Я не растерялся, достал из кармана квитанцию на бензин и стал внимательно ее изучать.
– Так, сейчас посмотрим… осталось еще девять фамилий. Завтра позвоню твоим родителям, тогда останется семь…
Она ничего не ответила, так как с нами были дети.
В Стенхоп Холл мы вернулись в понедельник, и несколько дней в доме царило оживление, так как к детям приходили их друзья. В небольших дозах мне это оживление по душе, особенно по праздникам – на Рождество, на День благодарения, на Пасху – это напоминает мне, вероятно, мои собственные школьные годы.
Дети из богатых семей, как правило, знают, как себя вести.

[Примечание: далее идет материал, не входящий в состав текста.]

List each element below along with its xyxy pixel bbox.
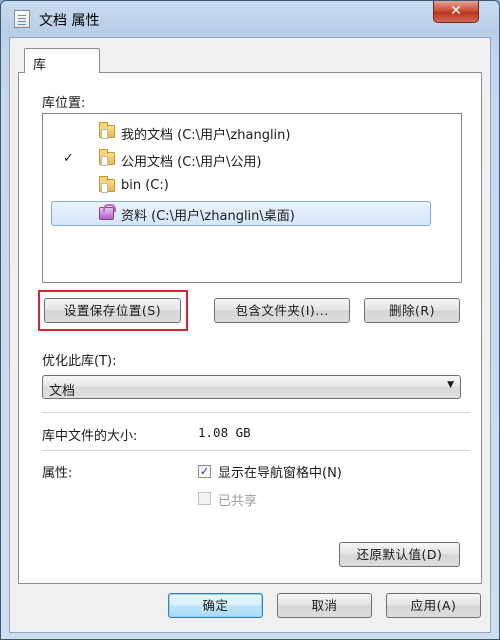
location-text: 公用文档 (C:\用户\公用) [121,155,262,170]
include-folder-button[interactable]: 包含文件夹(I)... [214,298,350,323]
list-item-selected[interactable]: 资料 (C:\用户\zhanglin\桌面) [43,200,461,227]
properties-window: 文档 属性 ✕ 库 库位置: 我的文档 (C:\用户\zhanglin) ✓ 公… [0,0,500,640]
chevron-down-icon: ▼ [447,380,454,390]
apply-button[interactable]: 应用(A) [386,593,481,618]
separator [42,450,470,451]
folder-icon [99,122,115,139]
optimize-select[interactable]: 文档 ▼ [42,375,461,399]
set-save-location-button[interactable]: 设置保存位置(S) [44,298,181,323]
library-size-label: 库中文件的大小: [42,429,138,444]
shared-checkbox [198,492,211,505]
library-locations-label: 库位置: [42,96,86,111]
folder-icon [99,176,115,193]
ok-button[interactable]: 确定 [168,593,263,618]
library-icon [97,204,116,220]
location-text: bin (C:) [121,178,169,193]
show-in-nav-checkbox[interactable]: ✓ [198,465,211,478]
shared-label: 已共享 [218,494,258,509]
location-text: 我的文档 (C:\用户\zhanglin) [121,128,291,143]
optimize-select-value: 文档 [49,384,76,399]
separator [42,412,470,413]
list-item[interactable]: ✓ 公用文档 (C:\用户\公用) [43,146,461,173]
remove-button[interactable]: 删除(R) [364,298,460,323]
library-locations-list[interactable]: 我的文档 (C:\用户\zhanglin) ✓ 公用文档 (C:\用户\公用) … [42,113,462,283]
optimize-label: 优化此库(T): [42,354,117,369]
restore-defaults-button[interactable]: 还原默认值(D) [339,542,460,567]
title-bar[interactable]: 文档 属性 ✕ [1,1,499,37]
library-size-value: 1.08 GB [198,425,251,440]
checkmark-icon: ✓ [63,151,74,166]
location-text: 资料 (C:\用户\zhanglin\桌面) [121,209,295,224]
attributes-label: 属性: [42,466,73,481]
cancel-button[interactable]: 取消 [277,593,372,618]
tab-library[interactable]: 库 [24,48,100,73]
show-in-nav-label[interactable]: 显示在导航窗格中(N) [218,462,342,481]
close-button[interactable]: ✕ [433,1,479,23]
window-title: 文档 属性 [39,13,100,29]
list-item[interactable]: 我的文档 (C:\用户\zhanglin) [43,119,461,146]
document-icon [14,10,30,28]
folder-icon [99,149,115,166]
list-item[interactable]: bin (C:) [43,173,461,200]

Их с детства приучают к правильному ведению беседы со взрослыми. Они, конечно, с ними и вовсе бы не общались, но раз уж приходится, то ребята делают это умело. В жизни их ждет успех и счастье.
Каролин и Эдвард заказали себе билеты, естественно, на разные рейсы, так что мне предстояли две поездки в аэропорт Кеннеди, причем в неудобное время. Именно в такие минуты я начинаю жалеть, что у нас нет шофера. Мы могли бы отправить наших детей на такси, но, после того как я послал к черту своих родителей, я чувствую себя несколько… словом, не так, как всегда.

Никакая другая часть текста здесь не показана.